Por Jonathan Pedro Butzke*
O mercado de máquinas usadas no Brasil é grande, relevante e essencial para setores como construção, infraestrutura e agronegócio. Ainda assim, funciona de forma surpreendentemente precária para o seu tamanho.
Falta o básico. Não existe hoje, no país, uma referência confiável de preços para máquinas usadas. Equipamentos semelhantes podem ser negociados por valores completamente diferentes, sem que haja um critério claro que sustente essa variação. O preço, muitas vezes, é definido mais pela percepção de quem vende do que por parâmetros objetivos.
Esse problema é agravado por outro ainda mais estrutural: a dificuldade de avaliar uma máquina. Ao longo de sua vida útil, que pode ultrapassar duas décadas, um equipamento pode passar por quatro ou cinco donos, perdendo completamente seu histórico de uso, manutenção e eventuais danos no caminho.
Ao contrário do setor automotivo, não existe um “Detran das máquinas”. Não há registro de propriedade, histórico de sinistros ou qualquer base centralizada que permita rastrear a vida útil de um ativo.
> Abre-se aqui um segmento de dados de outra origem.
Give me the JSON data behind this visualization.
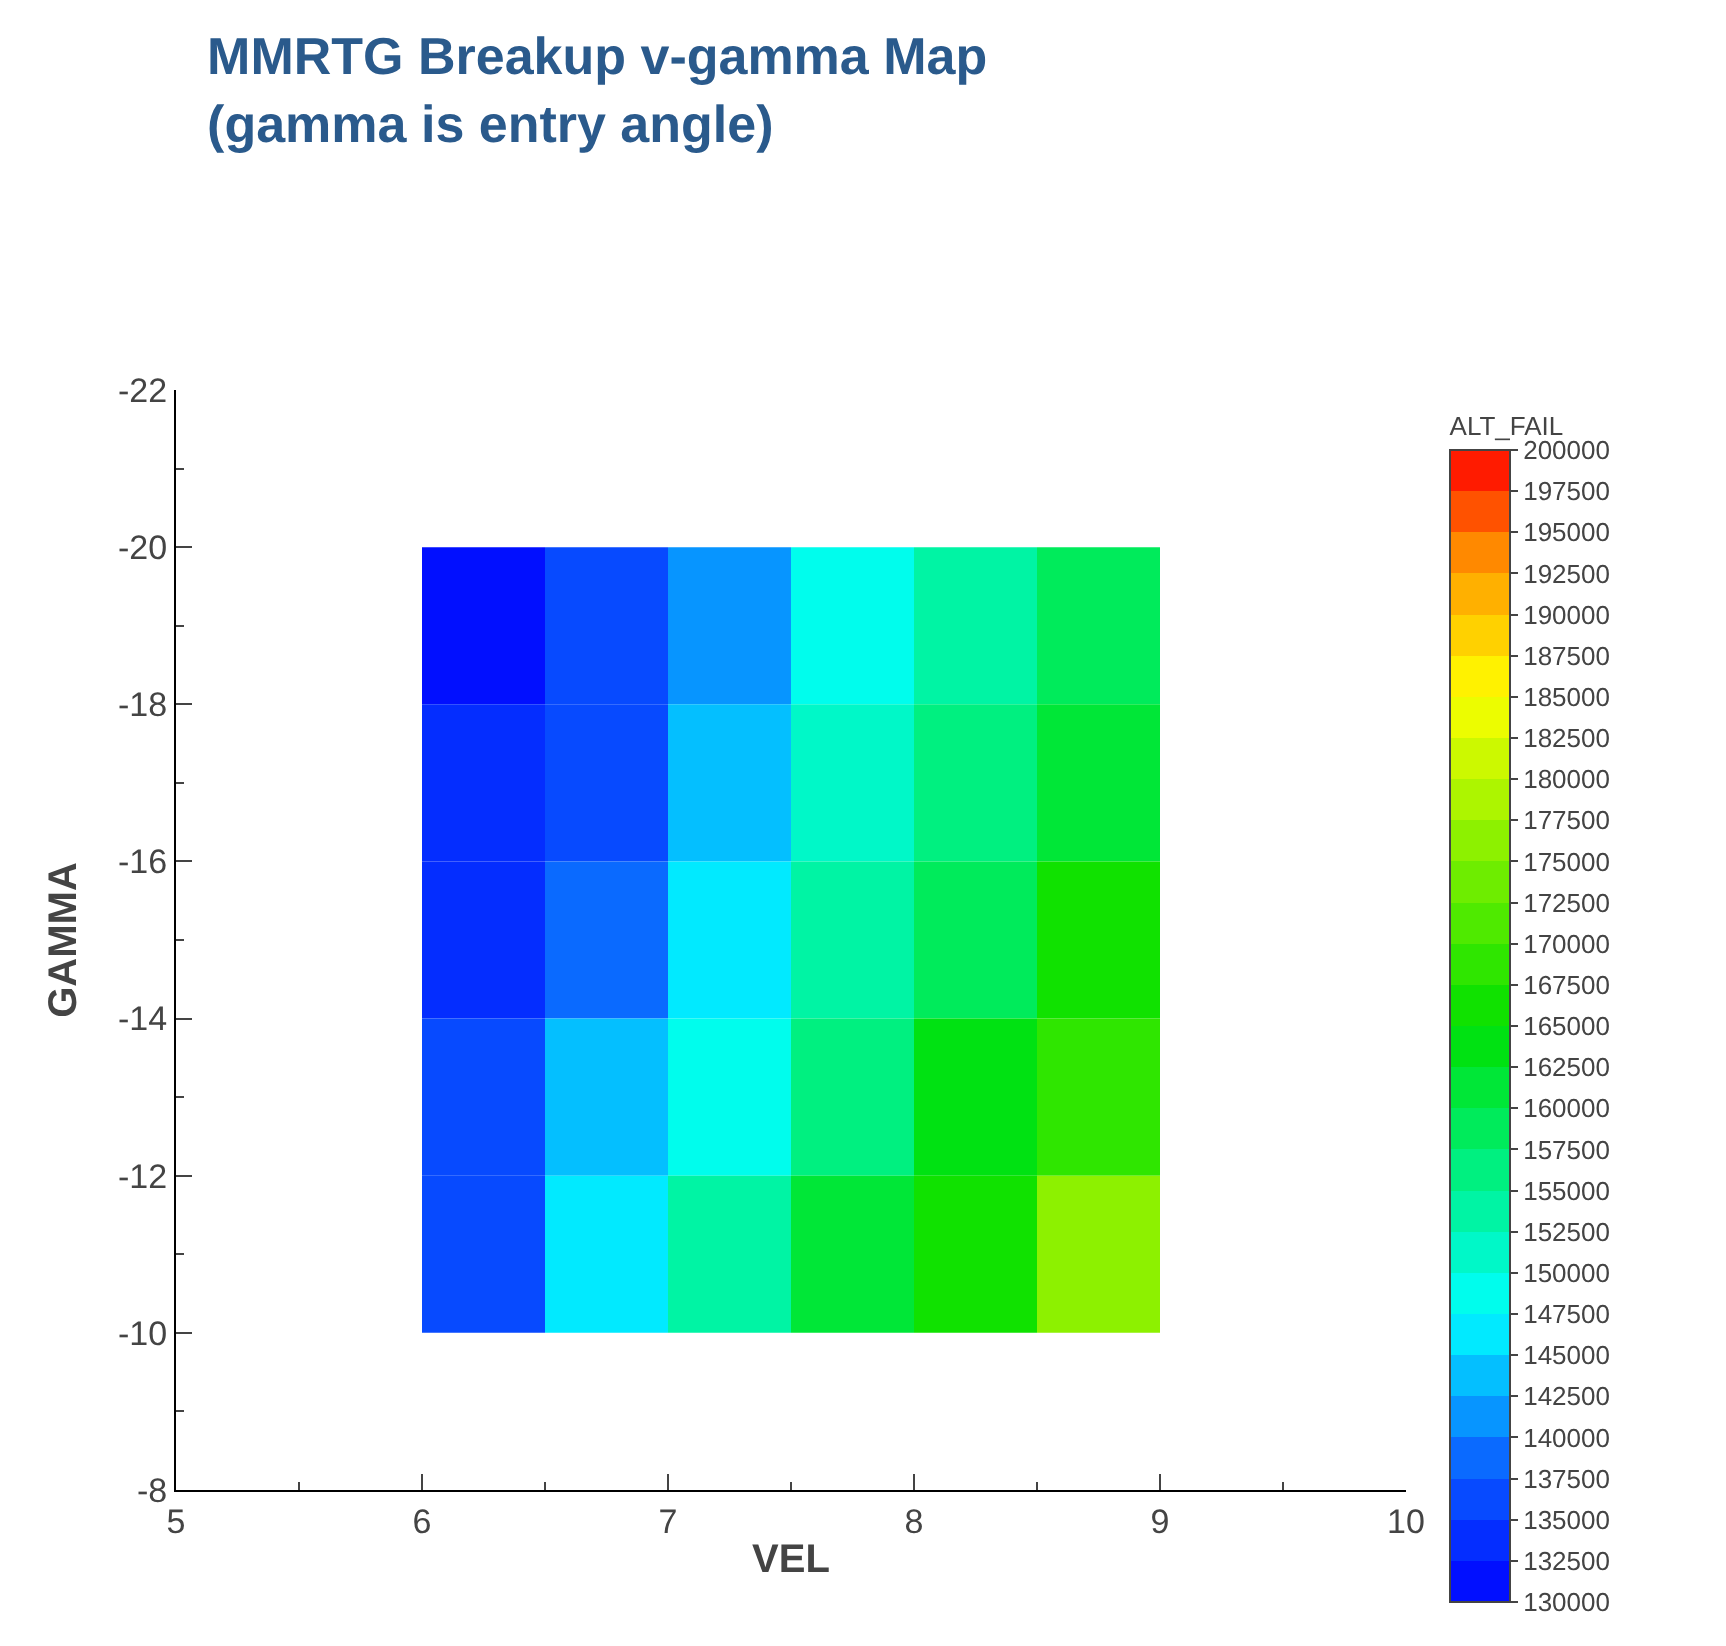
{
  "chart_data": {
    "type": "heatmap",
    "title": "MMRTG Breakup v-gamma Map\n(gamma is entry angle)",
    "xlabel": "VEL",
    "ylabel": "GAMMA",
    "clabel": "ALT_FAIL",
    "x": [
      6.25,
      6.75,
      7.25,
      7.75,
      8.25,
      8.75
    ],
    "y": [
      -19,
      -17,
      -15,
      -13,
      -11
    ],
    "cells": [
      [
        132000,
        135500,
        142000,
        148000,
        154000,
        159500
      ],
      [
        133000,
        137500,
        144000,
        150500,
        156500,
        162500
      ],
      [
        134000,
        140000,
        146500,
        153500,
        159500,
        166000
      ],
      [
        135500,
        143000,
        149500,
        157000,
        163000,
        170000
      ],
      [
        137500,
        145500,
        153000,
        160500,
        167000,
        176000
      ]
    ],
    "xlim": [
      5,
      10
    ],
    "xticks": [
      5,
      6,
      7,
      8,
      9,
      10
    ],
    "ylim": [
      -8,
      -22
    ],
    "yticks": [
      -8,
      -10,
      -12,
      -14,
      -16,
      -18,
      -20,
      -22
    ],
    "clim": [
      130000,
      200000
    ],
    "cticks": [
      130000,
      132500,
      135000,
      137500,
      140000,
      142500,
      145000,
      147500,
      150000,
      152500,
      155000,
      157500,
      160000,
      162500,
      165000,
      167500,
      170000,
      172500,
      175000,
      177500,
      180000,
      182500,
      185000,
      187500,
      190000,
      192500,
      195000,
      197500,
      200000
    ]
  }
}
Isso cria um ambiente de incerteza profunda, onde o comprador não sabe exatamente o que está adquirindo e, muitas vezes, nem o vendedor tem clareza sobre o valor real do equipamento.
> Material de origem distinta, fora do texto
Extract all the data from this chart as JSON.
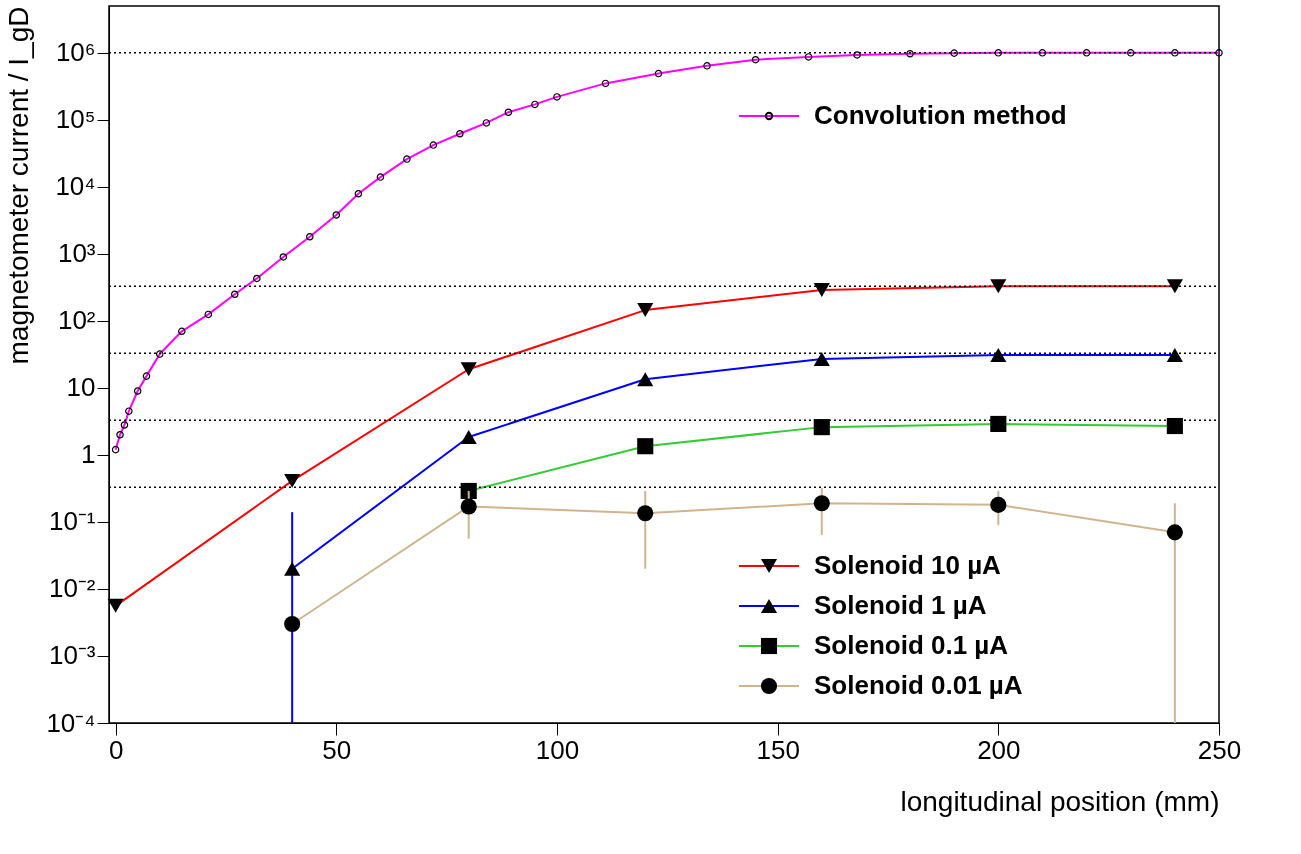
{
  "chart_data": {
    "type": "line",
    "xlabel": "longitudinal position (mm)",
    "ylabel": "magnetometer current / I_gD",
    "xlim": [
      -1.5,
      250
    ],
    "xticks": [
      0,
      50,
      100,
      150,
      200,
      250
    ],
    "ylim": [
      0.0001,
      5000000
    ],
    "log": "y",
    "yticks": [
      {
        "value": 0.0001,
        "label": "10⁻⁴"
      },
      {
        "value": 0.001,
        "label": "10⁻³"
      },
      {
        "value": 0.01,
        "label": "10⁻²"
      },
      {
        "value": 0.1,
        "label": "10⁻¹"
      },
      1,
      10,
      {
        "value": 100,
        "label": "10²"
      },
      {
        "value": 1000,
        "label": "10³"
      },
      {
        "value": 10000,
        "label": "10⁴"
      },
      {
        "value": 100000,
        "label": "10⁵"
      },
      {
        "value": 1000000,
        "label": "10⁶"
      }
    ],
    "grid": false,
    "legend": "right",
    "line_style": "solid",
    "ref_lines": [
      {
        "axis": "y",
        "value": 1000000,
        "color": "#000000",
        "line_style": "dotted"
      },
      {
        "axis": "y",
        "value": 330,
        "color": "#000000",
        "line_style": "dotted"
      },
      {
        "axis": "y",
        "value": 33,
        "color": "#000000",
        "line_style": "dotted"
      },
      {
        "axis": "y",
        "value": 3.3,
        "color": "#000000",
        "line_style": "dotted"
      },
      {
        "axis": "y",
        "value": 0.33,
        "color": "#000000",
        "line_style": "dotted"
      }
    ],
    "series": [
      {
        "name": "Convolution method",
        "color": "#ff00ff",
        "marker": "circle",
        "x": [
          0,
          1,
          2,
          3,
          5,
          7,
          10,
          15,
          21,
          27,
          32,
          38,
          44,
          50,
          55,
          60,
          66,
          72,
          78,
          84,
          89,
          95,
          100,
          111,
          123,
          134,
          145,
          157,
          168,
          180,
          190,
          200,
          210,
          220,
          230,
          240,
          250
        ],
        "values": [
          1.2,
          2.0,
          2.8,
          4.5,
          9,
          15,
          32,
          70,
          125,
          250,
          430,
          900,
          1800,
          3800,
          7900,
          14000,
          26000,
          42000,
          62000,
          90000,
          130000,
          170000,
          220000,
          350000,
          490000,
          640000,
          790000,
          870000,
          930000,
          970000,
          990000,
          1000000,
          1000000,
          1000000,
          1000000,
          1000000,
          1000000
        ]
      },
      {
        "name": "Solenoid 10 µA",
        "color": "#ff0000",
        "marker": "triangle-down",
        "x": [
          0,
          40,
          80,
          120,
          160,
          200,
          240
        ],
        "values": [
          0.0056,
          0.41,
          19,
          145,
          290,
          330,
          330
        ]
      },
      {
        "name": "Solenoid 1 µA",
        "color": "#0000ff",
        "marker": "triangle",
        "x": [
          40,
          80,
          120,
          160,
          200,
          240
        ],
        "values": [
          0.02,
          1.85,
          13.5,
          27,
          31,
          31
        ],
        "errors": [
          [
            0.0001,
            0.14
          ],
          null,
          null,
          null,
          null,
          null
        ]
      },
      {
        "name": "Solenoid 0.1 µA",
        "color": "#33cc33",
        "marker": "square",
        "x": [
          80,
          120,
          160,
          200,
          240
        ],
        "values": [
          0.29,
          1.35,
          2.6,
          2.9,
          2.7
        ]
      },
      {
        "name": "Solenoid 0.01 µA",
        "color": "#d2b48c",
        "marker": "circle",
        "x": [
          40,
          80,
          120,
          160,
          200,
          240
        ],
        "values": [
          0.003,
          0.17,
          0.135,
          0.19,
          0.18,
          0.07
        ],
        "errors": [
          null,
          [
            0.056,
            0.29
          ],
          [
            0.02,
            0.29
          ],
          [
            0.064,
            0.32
          ],
          [
            0.09,
            0.29
          ],
          [
            0.0001,
            0.19
          ]
        ]
      }
    ]
  }
}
A consequência é um mercado altamente informal. Transações ainda acontecem à vista, com pouca ou nenhuma padronização, muitas vezes envolvendo composições com outros ativos ou negociações intermediadas por corretores que operam de forma pouco estruturada. Em alguns casos, a informalidade chega a níveis que dificultam até mesmo a emissão de notas fiscais e o rastreamento da operação.
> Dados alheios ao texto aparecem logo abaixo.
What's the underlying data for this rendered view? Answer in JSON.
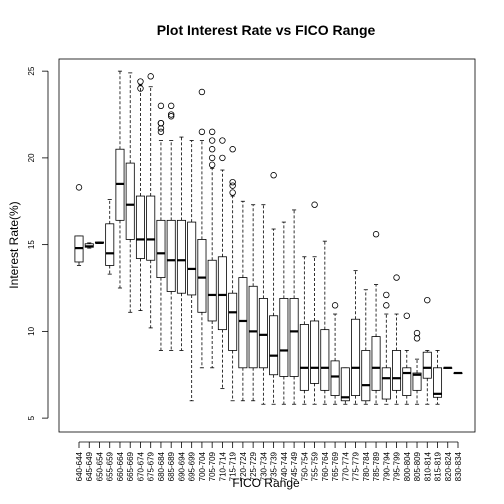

Esse cenário impacta diretamente o acesso a crédito. Sem histórico, sem garantia clara e sem previsibilidade de valor, instituições financeiras encontram enorme dificuldade para financiar esse tipo de ativo. O resultado é um ciclo vicioso: sem crédito, o mercado continua operando à vista; e operando à vista, permanece desorganizado.
Mesmo assim, trata-se de um mercado gigantesco, ainda que pouco mensurável. Estimativas indicam que, apenas no segmento de máquinas de linha amarela usadas, são negociadas cerca de 100 mil unidades por ano no Brasil. Com um ticket médio entre R$ 150 mil e R$ 250 mil, isso representa algo entre R$ 10 bilhões e R$ 20 bilhões anuais. Quando incluímos o segmento agrícola, o volume total pode chegar a aproximadamente R$ 30 bilhões por ano.
E o mais relevante: esses números ainda são aproximações. A ausência de dados estruturados impede até mesmo que o mercado saiba exatamente o seu próprio tamanho, o que é um sinal claro de maturidade ainda muito distante de outros setores.
Comparações com o mercado automotivo são inevitáveis. Há algumas décadas, a venda de veículos usados enfrentava desafios semelhantes: falta de referência de preços, baixa transparência e dificuldade de acesso a crédito. Hoje, esse cenário foi completamente transformado por meio de dados, padronização e digitalização.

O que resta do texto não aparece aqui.